Да и как может быть иначе? Ведь он состоит в должности тюремного священника. Его обязанность - утешать и увещевать, он этим живет. Каторжники и смертники входят в круг его красноречия. Он исповедует и напутствует их по долгу службы. Он состарился, провожая людей на смерть. У него давно уже вошло в привычку то, от чего содрогаются другие; волосы его, белые как снег, уже не шевелятся от ужаса, каторга и эшафот - для него вещи обыденные. Его не поразишь ими. Должно быть, у него заведена тетрадка: на одной странице каторжники, на другой - приговоренные к смерти. Накануне ему сообщают, что завтра в таком-то часу надо утешить кого-то. Он спрашивает кого - каторжника или приговоренного к смерти? И прежде чем идти, прочитывает соответствующую страницу. Таким образом, те, кого отправляют в Тулон, и те, кого отправляют на казнь, стали для него чем-то безличным, а он безразличен им.
Нет, пусть пойдут наугад в первый попавшийся приход за каким-нибудь молодым викарием или стареньким кюре и, застав его врасплох за чтением книги у камелька, скажут ему:
- Есть человек, который должен умереть, и надо, чтобы вы, только вы, сказали ему слова утешения; чтобы вы присутствовали при том, как ему свяжут руки и остригут волосы; чтобы вы, держа в руках распятие, сели с ним в телегу и заслонили от него палача; чтоб вы вместе с ним тряслись по булыжной мостовой до самой Гревской площади; чтобы вы вместе с ним прошли сквозь жестокую, жаждущую крови толпу; что бы вы поцеловали его у подножия эшафота и не уходили, пока голова его не отделится от туловища.
И пусть тогда его приведут ко мне, потрясенного, трепещущего, пусть толкнут меня в его объятия, к его ногам; и он будет плакать, и мы поплачем вместе, и он найдет нужные слова, и я буду утешен, и он сердцем разделит скорбь моего сердца и примет мою душу, а я приму его бога.
А что для меня этот добросердечный старец? Что: я для него? Субъект из породы несчастных, одна из многих теней, прошедших мимо него, единица, которую надо прибавить к числу казненных.

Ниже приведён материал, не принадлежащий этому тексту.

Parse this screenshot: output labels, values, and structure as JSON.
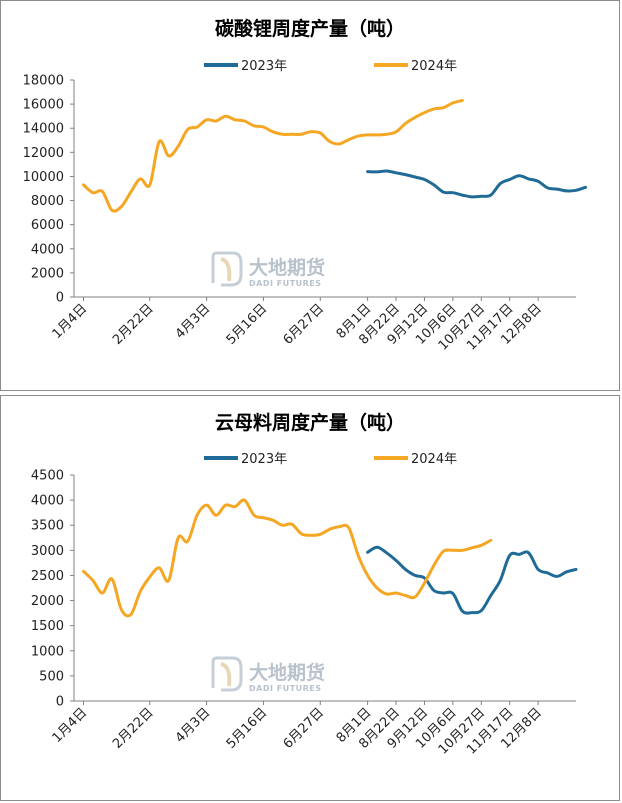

Быть может, я не прав, что отталкиваю его; он-то не плох, плох я сам. Что поделать! Я не виноват. Мое дыхание, дыхание смертника, пятнает и портит все.
Мне принесли еду; верно, решили, что я проголодался. Кушанья все тонкие, изысканные - кажется цыпленок и что-то еще. Я попытался есть, но выплюнул первый же кусок, - таким он мне показался горьким и зловонным!
XXXI
Только что сюда входил господин; он не снял шляпы, даже не взглянул на меня; достав складной фут, он принялся сверху донизу измерять стены, приговаривая вслух: "Тут как надо", или же: "А тут нет".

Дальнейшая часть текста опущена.